Verdachte heeft zich schuldig gemaakt aan afpersing en heeft daarbij het gebruik van geweld en bedreiging met geweld niet geschuwd. Overvallen op winkels zijn voor de direct betrokkenen, personeel en eigenaren van de winkels, zeer beangstigend en brengen maatschappelijke onrust teweeg.
Verdachte heeft wisselende verklaringen afgelegd over zijn aanwezigheid in [plaats delict] en zich overigens beroepen op zijn zwijgrecht. Uit de justitiële documentatie van verdachte blijkt dat verdachte vaker voor (soortgelijke) geweldsdelicten is veroordeeld tot forse vrijheidsstraffen. Het bewezenverklaarde feit werd gepleegd toen hij net was heengezonden uit het politiebureau waar hij werd verhoord wegens een verdenking van een ander strafbaar feit. Voornoemde omstandigheden wegen in het nadeel van verdachte.
De reclassering heeft zich onthouden van strafadvies. Van strafverminderende persoonlijke omstandigheden is de rechtbank niet gebleken.
De rechtbank hanteert landelijke oriëntatiepunten op grond waarvan een onvoorwaardelijke gevangenisstraf van 24 maanden het uitgangspunt dient te zijn voor een afpersing of diefstal met bedreiging met geweld. Er is sprake van strafverzwarende omstandigheden, zoals hiervoor weergegeven. De rechtbank acht het noodzakelijk dat verdachte ervan wordt doordrongen dat hij zich niet opnieuw schuldig dient te maken aan het plegen van strafbare feiten.
Op grond van de ernst van het bewezen geachte, in samenhang met alle hiervoor weergegeven overwegingen, feiten en omstandigheden, is de rechtbank van oordeel dat in dit geval een onvoorwaardelijke gevangenisstraf voor de duur van 30 maanden passend en geboden is.

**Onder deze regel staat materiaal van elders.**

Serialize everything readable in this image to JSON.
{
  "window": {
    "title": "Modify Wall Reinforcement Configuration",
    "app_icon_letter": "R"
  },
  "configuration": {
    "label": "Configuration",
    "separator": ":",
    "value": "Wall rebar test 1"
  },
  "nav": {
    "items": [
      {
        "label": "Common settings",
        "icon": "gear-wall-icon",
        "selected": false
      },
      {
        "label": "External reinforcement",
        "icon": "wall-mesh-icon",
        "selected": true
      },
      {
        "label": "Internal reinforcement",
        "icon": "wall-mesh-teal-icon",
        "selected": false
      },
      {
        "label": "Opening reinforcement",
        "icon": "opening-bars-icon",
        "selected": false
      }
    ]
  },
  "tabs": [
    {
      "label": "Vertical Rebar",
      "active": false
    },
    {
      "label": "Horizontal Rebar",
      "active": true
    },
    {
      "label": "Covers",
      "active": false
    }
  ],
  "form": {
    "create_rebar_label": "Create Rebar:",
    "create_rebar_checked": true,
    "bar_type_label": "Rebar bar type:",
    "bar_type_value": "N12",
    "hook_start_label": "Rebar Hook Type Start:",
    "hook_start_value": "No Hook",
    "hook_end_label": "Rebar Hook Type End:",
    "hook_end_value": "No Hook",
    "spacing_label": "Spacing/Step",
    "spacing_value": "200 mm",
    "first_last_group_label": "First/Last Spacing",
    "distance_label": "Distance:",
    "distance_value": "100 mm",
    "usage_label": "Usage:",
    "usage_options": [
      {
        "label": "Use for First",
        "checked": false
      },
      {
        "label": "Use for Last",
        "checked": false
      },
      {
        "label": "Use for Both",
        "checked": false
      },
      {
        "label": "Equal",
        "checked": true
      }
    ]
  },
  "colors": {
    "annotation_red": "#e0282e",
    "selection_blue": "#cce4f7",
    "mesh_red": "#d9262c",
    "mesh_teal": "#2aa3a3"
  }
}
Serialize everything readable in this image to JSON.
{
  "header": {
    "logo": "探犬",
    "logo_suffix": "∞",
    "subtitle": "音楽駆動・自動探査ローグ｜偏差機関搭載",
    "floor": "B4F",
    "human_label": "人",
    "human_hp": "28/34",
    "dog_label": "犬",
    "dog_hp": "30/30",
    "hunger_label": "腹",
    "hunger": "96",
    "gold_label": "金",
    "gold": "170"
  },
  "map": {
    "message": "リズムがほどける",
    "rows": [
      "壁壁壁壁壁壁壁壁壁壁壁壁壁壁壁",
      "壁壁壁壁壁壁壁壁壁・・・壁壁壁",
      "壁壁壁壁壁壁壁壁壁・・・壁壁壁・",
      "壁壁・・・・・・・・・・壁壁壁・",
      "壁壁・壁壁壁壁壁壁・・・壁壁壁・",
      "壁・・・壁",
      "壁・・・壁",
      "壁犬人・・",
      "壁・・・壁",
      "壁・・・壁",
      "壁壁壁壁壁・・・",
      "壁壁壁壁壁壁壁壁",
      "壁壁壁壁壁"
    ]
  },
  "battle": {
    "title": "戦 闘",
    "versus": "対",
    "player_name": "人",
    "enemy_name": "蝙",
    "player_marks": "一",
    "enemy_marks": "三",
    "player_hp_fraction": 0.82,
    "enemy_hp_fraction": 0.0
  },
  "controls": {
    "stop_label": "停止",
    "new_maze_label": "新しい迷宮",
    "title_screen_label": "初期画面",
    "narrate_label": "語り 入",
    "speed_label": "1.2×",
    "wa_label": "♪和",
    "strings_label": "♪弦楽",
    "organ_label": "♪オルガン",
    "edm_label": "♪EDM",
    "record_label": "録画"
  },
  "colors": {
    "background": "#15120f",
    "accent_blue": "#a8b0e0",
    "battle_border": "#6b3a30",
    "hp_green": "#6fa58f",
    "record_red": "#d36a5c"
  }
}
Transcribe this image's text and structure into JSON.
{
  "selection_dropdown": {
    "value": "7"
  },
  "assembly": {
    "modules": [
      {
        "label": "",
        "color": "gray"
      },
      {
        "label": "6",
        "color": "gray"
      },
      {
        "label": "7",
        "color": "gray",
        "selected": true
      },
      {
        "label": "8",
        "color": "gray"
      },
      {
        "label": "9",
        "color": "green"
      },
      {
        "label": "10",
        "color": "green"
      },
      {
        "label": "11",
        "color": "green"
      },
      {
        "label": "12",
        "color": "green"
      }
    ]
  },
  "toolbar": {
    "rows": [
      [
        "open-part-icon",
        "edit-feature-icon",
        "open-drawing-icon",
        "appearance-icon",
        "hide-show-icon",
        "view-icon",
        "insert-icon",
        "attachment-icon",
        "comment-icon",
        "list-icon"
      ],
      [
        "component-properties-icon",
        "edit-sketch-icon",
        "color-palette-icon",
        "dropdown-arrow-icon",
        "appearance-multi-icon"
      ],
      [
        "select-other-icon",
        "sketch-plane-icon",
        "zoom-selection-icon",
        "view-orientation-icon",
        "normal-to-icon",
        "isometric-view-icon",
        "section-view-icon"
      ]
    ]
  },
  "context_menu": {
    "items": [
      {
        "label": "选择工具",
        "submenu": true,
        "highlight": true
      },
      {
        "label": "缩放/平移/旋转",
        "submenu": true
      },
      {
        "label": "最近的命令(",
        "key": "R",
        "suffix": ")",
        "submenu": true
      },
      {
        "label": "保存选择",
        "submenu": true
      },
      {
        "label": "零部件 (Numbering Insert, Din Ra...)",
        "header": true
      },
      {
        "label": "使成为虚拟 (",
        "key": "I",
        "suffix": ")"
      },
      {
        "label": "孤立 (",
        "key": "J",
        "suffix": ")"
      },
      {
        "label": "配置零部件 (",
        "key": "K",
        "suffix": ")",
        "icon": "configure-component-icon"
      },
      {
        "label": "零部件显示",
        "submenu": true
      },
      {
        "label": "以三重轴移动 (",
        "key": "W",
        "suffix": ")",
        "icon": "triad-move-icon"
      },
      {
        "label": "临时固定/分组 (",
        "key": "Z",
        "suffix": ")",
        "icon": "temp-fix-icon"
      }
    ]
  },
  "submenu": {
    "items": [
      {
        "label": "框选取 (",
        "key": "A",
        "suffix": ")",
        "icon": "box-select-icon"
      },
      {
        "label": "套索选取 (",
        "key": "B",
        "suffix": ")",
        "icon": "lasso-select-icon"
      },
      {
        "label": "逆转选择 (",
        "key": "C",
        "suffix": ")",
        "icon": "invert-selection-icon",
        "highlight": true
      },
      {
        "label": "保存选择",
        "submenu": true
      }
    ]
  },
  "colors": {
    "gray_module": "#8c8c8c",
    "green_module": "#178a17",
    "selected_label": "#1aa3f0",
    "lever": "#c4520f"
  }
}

Benadeelde partij [slachtoffer]
[slachtoffer] heeft een vordering ingediend tot vergoeding van geleden immateriële schade ter hoogte van 750 euro. De rechtbank acht het causaal verband tussen het bewezen verklaarde feit en de schade alsmede de aansprakelijkheid van de verdachte voor die schade bewezen. Het gevorderde bedrag is voldoende aannemelijk gemaakt en door de verdediging niet betwist. De civiele vordering is dan ook gegrond en voor toewijzing vatbaar.
Schadevergoedingsmaatregel
Met betrekking tot het primair bewezen verklaarde feit acht de rechtbank de verdachte jegens [het slachtoffer] naar burgerlijk recht tot na te noemen bedrag aansprakelijk voor de schade, die door het strafbare feit is toegebracht.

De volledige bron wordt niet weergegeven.